Day 1 – Today, We Are English
At 6:30am, as we lay in bed, the Prettiest-girl-in-the-world and I overheard the boys say how excited they were about the day. They were going to Legoland!!!
3 exclamation points in their voices. Maybe 4.
So we got up.
I needed to head out to grab supplies since we had to depack so much, so I asked at the hotel desk where was the best place to resupply? Walgreens, they suggested. They gave me directions. Take a left at the bottom of the driveway. Drive along Taylor road or street or highway and it’ll turn into Rosencrantz, (not Guildenstern) and on the right would be a Walgreens.
Ok, easy enough, but I had that deep, dark fear I’d get lost.
Long story short, I didn’t get lost, but nor did I ever find that Walgreens. But this is the land of malls and I found a grocery store that was open. At 7am! I bought all the things we’d left behind and some pepto to counter balance the wasabi nuts and tortilla soup someone ate last night. Then I headed back.
Everyone was up and we hit our first challenge of the day: 1 bathroom. 4 people. Hard to all brush our teeth, have showers, floss, blow dry our hair (or gel it), put on deo, sunscreen, makeup… in such a tiny space.
We had to do it one at a time. But the boys were so excited to go, they were ready in record time, so for a laugh, while the Prettiest-girl-in-the-world got ready, the boys and I decided to be English.
Upper class English at that.
Just because we could.
My apologies to any of my English friends for what followed.
The oldest one was the first to respond, and respond correctly. “Jolly good.”

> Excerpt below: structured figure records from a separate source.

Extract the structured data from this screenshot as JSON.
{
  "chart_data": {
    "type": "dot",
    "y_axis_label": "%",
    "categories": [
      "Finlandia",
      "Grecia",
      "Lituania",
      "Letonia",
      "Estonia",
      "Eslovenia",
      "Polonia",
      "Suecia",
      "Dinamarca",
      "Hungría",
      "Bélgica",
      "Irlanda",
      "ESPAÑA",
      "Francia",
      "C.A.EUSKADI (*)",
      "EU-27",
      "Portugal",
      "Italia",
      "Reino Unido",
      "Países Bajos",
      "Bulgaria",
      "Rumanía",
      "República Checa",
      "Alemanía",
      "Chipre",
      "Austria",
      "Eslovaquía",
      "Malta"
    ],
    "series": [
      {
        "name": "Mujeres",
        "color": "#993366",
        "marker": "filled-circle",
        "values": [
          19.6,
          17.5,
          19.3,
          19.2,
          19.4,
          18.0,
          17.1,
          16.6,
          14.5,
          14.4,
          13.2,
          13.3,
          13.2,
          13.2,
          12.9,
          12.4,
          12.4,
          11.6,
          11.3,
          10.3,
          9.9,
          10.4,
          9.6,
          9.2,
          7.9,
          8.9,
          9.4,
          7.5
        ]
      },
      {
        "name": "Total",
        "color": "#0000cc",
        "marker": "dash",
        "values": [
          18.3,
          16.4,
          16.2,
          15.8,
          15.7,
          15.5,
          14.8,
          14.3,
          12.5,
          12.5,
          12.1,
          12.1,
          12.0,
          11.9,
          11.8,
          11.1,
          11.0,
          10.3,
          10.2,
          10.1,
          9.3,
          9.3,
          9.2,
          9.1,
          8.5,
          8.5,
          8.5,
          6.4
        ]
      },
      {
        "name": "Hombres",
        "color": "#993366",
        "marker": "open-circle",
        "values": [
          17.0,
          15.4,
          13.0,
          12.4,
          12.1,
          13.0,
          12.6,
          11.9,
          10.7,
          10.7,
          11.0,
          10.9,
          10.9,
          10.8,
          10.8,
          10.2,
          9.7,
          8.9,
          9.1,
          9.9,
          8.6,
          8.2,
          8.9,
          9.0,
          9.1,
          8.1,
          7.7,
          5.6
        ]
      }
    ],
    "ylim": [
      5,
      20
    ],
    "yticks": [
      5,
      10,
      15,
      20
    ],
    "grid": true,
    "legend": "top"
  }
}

Me: “Today, we shall speak in English accents, which is in fact, an accent not too dissimilar from how we now speak, and we shall use ten words when, in truth and without a doubt, only one word is utterly and completely necessary.”
“Jolly good, sir,” pipped the oldest.
“Jolly, jolly, jolly, jolly good,” said the youngest, using, as was required, far more words than necessary.
We straightened our backs and I asked, “So, young chaps, how were the crumpets you feasted upon this morning?”
The oldest: “The crumpets were the finest crumpets, sir.” Oh, I sure loved the ‘sir’ addition to their speech.
The youngest: “What? What’s crumpets… I mean, fine sir.”
“Excellent, most excellent,” I said. “Well then, I think we shall put our hands behind our backs and stand even straighter and think lofty thoughts about our queen.” Where upon I began to sing God Save the Queen.
They hummed along, which was, and indeed remains, a surprise that they would not know the song. Then, after I had finished, I added, “And when mommy comes out, she shall inspect us and ensure that we are presentable enough for the public.”
The oldest: “And if he fail the inspection, mommmy will spank our bottoms.” Though how he knew about bottom spanking, I have no idea.
We all laughed.
“Just so,” I said. “Well played.”
The English are polite, I told them. The English do talk about farting all the time or run around shouting at their brother to stop licking them in they eye. Nor do they eat gargle milk at the table. Nor do they ever ask, ‘are we there, yet.” NEVER.
More importantly, the English are always nice to their mommies.
So we would be English today?
The more we spoke, the more ideas we came up with of what if meant to be English, the more we laughed.
When the Prettiest-girl-in-the-world came out, she must have wondered why we were lined up against the wall all giggling.
It was good to be English.
I hoped it was a sign of how the day would play out.